Here is a piece of C++11 code for a multi-threaded vector sum.
#include <thread>
template<typename ITER>
void sum_partial(ITER a, ITER b, double & result) {
result = std::accumulate(a, b, 0.0);
}
template<typename ITER>
double sum(ITER begin, ITER end, unsigned int nb_threads) {
size_t len = std::distance(begin, end);
size_t size = len/nb_threads;
std::vector<std::thread> thr(nb_threads-1);
std::vector<double> r(nb_threads);
size_t be = 0;
for(size_t i = 0; i < nb_threads-1; i++) {
size_t en = be + size;
thr[i] = std::thread(sum_partial<ITER>, begin + be, begin + en, std::ref(r[i]));
be = en;
}
sum_partial(begin + be, begin + len, r[nb_threads-1]);
for(size_t i = 0; i < nb_threads-1; i++)
thr[i].join();
return std::accumulate(r.begin(), r.end(), 0.0);
}
The typical use will be sum(x.begin(), x.end(), n)
with x
a vector of doubles.
Here is a graph displaying the computation time as a function of the number of threads (average time for summing 10⁷ values, on a 8 cores computer with nothing else running -- I tried on a 32 cores computer, the behaviour is very similar).

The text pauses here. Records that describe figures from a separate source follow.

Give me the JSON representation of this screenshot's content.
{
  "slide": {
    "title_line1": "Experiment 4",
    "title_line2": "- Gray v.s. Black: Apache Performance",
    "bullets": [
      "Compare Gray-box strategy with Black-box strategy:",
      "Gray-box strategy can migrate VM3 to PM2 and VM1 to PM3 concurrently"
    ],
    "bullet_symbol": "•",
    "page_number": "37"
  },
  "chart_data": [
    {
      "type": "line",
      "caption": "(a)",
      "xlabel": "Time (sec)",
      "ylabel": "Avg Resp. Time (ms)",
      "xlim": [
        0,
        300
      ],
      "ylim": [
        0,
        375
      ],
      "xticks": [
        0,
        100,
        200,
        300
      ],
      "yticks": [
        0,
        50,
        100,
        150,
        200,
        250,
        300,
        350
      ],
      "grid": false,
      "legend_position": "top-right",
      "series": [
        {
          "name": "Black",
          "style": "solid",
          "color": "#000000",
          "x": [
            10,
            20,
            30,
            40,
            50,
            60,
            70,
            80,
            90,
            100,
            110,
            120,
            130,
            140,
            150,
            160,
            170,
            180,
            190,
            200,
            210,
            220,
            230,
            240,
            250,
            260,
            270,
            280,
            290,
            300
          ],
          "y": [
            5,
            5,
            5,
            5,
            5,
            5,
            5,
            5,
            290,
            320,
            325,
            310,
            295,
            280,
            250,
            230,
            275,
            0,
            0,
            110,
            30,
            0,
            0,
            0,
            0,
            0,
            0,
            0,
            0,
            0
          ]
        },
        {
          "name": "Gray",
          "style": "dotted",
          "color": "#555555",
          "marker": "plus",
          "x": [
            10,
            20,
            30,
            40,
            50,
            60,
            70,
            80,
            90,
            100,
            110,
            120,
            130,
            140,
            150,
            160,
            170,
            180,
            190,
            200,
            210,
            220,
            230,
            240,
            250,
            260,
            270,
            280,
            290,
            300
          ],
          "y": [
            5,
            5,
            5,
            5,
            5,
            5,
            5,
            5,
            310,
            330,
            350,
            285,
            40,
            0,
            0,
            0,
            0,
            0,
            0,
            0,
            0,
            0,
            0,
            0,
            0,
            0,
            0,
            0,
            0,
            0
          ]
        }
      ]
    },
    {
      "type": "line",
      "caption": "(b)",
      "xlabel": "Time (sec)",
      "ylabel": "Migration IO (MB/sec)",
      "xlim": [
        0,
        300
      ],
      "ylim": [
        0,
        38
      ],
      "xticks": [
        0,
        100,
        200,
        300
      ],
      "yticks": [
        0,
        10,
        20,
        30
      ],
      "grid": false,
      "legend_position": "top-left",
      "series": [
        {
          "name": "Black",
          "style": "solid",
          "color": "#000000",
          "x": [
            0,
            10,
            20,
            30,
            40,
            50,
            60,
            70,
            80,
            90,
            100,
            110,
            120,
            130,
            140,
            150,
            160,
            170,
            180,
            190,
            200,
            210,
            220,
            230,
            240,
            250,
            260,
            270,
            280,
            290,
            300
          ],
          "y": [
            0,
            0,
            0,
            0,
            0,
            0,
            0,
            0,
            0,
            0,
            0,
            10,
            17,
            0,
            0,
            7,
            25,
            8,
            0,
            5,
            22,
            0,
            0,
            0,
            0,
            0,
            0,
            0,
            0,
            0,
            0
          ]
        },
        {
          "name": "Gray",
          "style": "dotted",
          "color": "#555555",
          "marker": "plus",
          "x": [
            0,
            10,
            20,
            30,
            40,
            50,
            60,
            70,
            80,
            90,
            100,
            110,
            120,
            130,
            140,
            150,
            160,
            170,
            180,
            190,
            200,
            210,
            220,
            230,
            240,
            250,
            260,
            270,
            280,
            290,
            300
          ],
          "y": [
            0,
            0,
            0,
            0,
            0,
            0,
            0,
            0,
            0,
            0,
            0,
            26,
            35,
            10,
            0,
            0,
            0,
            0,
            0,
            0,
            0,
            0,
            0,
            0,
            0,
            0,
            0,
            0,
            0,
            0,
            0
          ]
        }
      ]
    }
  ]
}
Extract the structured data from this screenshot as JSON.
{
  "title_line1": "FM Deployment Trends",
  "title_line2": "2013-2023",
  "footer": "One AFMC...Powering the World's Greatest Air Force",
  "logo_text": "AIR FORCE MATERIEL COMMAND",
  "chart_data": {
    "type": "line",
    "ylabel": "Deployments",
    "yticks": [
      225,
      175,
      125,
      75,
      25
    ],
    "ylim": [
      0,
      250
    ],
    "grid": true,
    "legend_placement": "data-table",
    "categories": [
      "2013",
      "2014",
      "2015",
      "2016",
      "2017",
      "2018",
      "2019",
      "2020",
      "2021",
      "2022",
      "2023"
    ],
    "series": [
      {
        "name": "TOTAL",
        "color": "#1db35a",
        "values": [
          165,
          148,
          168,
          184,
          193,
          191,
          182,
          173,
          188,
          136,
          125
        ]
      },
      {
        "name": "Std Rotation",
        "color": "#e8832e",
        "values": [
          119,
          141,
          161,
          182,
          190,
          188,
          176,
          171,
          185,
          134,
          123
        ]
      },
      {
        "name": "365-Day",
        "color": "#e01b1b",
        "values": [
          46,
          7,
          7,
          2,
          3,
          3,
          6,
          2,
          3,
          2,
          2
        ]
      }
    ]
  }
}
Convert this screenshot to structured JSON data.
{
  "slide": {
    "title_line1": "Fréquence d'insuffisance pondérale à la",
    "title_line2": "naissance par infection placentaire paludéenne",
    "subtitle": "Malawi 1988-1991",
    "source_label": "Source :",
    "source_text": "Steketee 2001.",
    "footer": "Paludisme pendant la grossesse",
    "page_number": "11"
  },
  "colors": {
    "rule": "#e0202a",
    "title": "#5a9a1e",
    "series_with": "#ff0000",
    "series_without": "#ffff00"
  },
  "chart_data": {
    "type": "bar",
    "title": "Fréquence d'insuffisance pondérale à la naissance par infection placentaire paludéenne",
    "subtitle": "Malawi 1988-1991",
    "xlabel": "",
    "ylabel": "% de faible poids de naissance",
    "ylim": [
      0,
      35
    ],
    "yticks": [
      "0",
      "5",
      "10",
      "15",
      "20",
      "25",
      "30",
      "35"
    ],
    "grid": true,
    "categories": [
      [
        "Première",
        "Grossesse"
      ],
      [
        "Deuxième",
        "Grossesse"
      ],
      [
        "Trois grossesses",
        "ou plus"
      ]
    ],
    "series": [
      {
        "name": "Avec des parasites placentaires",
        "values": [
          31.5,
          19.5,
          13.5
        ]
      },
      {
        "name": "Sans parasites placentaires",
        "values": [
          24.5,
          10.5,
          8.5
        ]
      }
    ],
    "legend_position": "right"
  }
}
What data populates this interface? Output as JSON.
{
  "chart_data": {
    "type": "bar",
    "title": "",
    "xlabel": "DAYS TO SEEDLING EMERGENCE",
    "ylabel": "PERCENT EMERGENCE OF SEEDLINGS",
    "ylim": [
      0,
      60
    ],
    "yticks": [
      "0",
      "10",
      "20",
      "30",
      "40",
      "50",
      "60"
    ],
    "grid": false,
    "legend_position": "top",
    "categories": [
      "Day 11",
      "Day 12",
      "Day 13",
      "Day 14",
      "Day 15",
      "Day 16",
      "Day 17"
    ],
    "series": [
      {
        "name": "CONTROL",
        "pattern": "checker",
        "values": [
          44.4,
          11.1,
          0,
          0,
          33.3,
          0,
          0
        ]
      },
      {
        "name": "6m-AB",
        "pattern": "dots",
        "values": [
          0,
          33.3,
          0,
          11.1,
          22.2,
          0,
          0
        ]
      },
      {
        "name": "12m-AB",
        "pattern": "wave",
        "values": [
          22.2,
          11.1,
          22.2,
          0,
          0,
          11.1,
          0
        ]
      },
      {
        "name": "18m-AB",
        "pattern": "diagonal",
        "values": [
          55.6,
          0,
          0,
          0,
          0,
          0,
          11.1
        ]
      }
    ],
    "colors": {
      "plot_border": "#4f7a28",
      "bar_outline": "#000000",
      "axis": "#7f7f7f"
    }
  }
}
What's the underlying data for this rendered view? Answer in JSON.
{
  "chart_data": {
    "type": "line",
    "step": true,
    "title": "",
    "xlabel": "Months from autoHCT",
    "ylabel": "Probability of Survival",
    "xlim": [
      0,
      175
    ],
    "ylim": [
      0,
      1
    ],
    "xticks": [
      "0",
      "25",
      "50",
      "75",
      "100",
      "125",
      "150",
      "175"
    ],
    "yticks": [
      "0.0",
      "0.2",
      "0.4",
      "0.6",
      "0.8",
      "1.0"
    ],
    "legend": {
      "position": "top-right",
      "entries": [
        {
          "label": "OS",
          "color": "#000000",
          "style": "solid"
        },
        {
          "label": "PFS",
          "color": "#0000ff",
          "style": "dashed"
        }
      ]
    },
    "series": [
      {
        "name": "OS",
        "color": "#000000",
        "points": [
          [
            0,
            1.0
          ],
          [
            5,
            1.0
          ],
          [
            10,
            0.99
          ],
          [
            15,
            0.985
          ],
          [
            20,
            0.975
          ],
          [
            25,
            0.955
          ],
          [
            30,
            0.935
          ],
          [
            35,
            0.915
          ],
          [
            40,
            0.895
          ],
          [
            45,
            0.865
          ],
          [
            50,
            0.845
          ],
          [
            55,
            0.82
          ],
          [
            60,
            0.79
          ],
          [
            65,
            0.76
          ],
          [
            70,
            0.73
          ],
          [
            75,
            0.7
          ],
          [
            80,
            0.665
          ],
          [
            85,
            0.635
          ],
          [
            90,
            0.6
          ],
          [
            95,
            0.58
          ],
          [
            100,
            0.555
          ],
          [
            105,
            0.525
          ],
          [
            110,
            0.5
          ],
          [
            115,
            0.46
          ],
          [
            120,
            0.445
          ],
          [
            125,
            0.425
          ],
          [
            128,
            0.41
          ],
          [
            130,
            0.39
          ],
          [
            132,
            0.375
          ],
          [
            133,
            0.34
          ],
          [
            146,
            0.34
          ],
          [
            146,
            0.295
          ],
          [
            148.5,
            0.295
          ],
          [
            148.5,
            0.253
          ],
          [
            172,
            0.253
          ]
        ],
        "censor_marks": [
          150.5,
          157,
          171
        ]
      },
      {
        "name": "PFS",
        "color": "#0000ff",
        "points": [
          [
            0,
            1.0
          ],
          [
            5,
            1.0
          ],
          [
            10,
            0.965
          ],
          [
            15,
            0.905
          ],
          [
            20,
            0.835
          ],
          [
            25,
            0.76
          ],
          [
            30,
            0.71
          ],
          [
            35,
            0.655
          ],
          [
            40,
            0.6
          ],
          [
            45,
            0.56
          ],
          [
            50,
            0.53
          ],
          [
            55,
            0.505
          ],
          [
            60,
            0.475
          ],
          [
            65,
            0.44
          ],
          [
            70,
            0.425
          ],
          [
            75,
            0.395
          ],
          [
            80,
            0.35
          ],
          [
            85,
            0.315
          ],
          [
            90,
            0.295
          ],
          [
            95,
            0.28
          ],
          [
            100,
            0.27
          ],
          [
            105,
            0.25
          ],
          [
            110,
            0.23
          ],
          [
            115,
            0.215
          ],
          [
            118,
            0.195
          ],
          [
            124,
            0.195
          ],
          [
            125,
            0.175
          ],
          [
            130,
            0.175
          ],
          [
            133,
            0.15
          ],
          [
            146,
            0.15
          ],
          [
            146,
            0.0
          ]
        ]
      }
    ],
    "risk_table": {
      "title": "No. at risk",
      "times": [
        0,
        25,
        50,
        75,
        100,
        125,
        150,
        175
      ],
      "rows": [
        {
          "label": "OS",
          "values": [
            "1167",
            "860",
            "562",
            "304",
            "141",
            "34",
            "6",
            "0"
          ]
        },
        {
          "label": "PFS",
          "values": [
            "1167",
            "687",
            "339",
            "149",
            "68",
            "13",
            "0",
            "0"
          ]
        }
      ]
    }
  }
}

Why is the scalability so poor? Can it be improved?
My (very limited) understanding is that to have good scalability, threads should avoid to write in the same cache line. Here all threads write in r
once, at the very end of their computation, I wouldn't expect it to be the limiting factor. Is it a memory bandwidth problem?